Several years ago I found a large, cast-iron skillet at Goodwill. It was in rough shape, but I knew that with some work, I could turn it into something usable. I brought it home, scrubbed the rust and debris away, rubbed it down with some Crisco, and placed it on the burner to begin the seasoning process. I have been battling this cast-iron pan ever since.
The first lesson I learned is that Crisco has a low smoke point, so when I used the pan for cooking, smoke would fill the kitchen. I switched to using canola oil, and while that was better, I used too much causing it to leave a sticky residue.
Recently, I felt like I had finally won my battle with this pan. I had figured out how to remove the oil buildup and had a system of coating it with a thin layer of vegetable oil after use. It had developed the most beautiful, shiny, nonstick surface and was a dream to cook with—that is until last week’s naan bread incident.
The recipe called for heating the pan on high before placing oiled dough on the scorching surface for one minute each side. Well, after the first side, it was clear that I had a problem. The pan was so hot that the bread was blackened after just 30 seconds. The seasoning that I had worked so hard to develop was starting to crack and bubble, so I impulsively brushed oil on the skillet with a pastry brush.
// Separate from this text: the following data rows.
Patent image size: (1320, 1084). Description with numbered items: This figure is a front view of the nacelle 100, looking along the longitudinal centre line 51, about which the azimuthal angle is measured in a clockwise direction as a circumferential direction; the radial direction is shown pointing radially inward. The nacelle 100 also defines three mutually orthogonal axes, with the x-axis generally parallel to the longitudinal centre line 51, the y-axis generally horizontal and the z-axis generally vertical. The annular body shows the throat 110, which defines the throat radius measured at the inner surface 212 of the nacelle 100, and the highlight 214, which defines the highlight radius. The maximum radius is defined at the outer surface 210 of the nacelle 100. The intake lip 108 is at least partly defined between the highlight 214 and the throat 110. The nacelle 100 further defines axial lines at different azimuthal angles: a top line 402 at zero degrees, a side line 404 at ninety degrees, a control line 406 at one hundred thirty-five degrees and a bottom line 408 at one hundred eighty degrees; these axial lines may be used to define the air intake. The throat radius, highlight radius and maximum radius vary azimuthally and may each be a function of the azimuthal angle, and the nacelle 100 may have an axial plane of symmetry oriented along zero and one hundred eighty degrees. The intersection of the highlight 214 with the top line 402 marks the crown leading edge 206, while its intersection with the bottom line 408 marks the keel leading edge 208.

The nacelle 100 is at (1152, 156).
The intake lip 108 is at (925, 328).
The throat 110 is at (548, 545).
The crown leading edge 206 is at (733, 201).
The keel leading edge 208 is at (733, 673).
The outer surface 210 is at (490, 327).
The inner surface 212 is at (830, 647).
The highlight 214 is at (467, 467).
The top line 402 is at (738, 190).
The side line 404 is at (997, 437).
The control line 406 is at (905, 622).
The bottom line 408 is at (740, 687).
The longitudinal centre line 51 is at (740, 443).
The bristles melted in seconds!
As I surveyed the damage through the billowing smoke that had begun to fill the house, I realized that my pan was ruined yet again. Once the smoke cleared, I set out on a mission to find the right way to strip and re-season my beloved skillet.
The method I settled upon instructed me to send it through my oven’s self-cleaning cycle. Again, smoke filled the room as layers upon layers of seasoning where being burned off. When I removed the pan, a dull gray had replaced its shiny, black surface.
The next step was to rub a thin coat of flaxseed oil into the pan and bake it at 500 degrees for 60 minutes. I was to then let it cool for at least 30 minutes before repeating the step five more times. I finished this process yesterday and am happy to report that my skillet is better than ever.
It occurred to me that our souls are a lot like that cast-iron pan. When I don’t feed my soul properly with prayer and time in God’s Word, I too can have a low smoke point. I am less patient and more easily annoyed by the people the Lord has placed in my life. Small irritations can cause me to lose my cool and spew blackened words.
When I fill my mind with junk, a sticky residue of negative thoughts and attitudes gets left behind. The media I turn to for entertainment has a huge impact on how I see myself and the world around me. Sexually graphic and violent television shows, movies, and books are the most obvious culprits, but I have come to realize that the 24-hour news cycle and talk radio can have just as negative of an impact.
When I use my soul improperly—lying, cheating, stealing, substance abuse, sexual immorality, gossip—I cause tremendous damage and am no longer useful in God’s Kingdom or able to accomplish His plan for my life.
Thankfully, like my pan, we are never too far gone for God to make something beautiful out of our mess. Scripture references the heat of the refiner’s fire over and over again. Like the process of heating a pan to the point where all of the gunk is burned off, God will sometimes take us through difficult circumstances in order to remove the impurities and strip us down to nothing before He builds us back up.
The process can be painful and one that needs to be repeated again and again, but in the end we find that our faith has grown stronger and we are more equipped to live out God’s plan and purpose for our lives.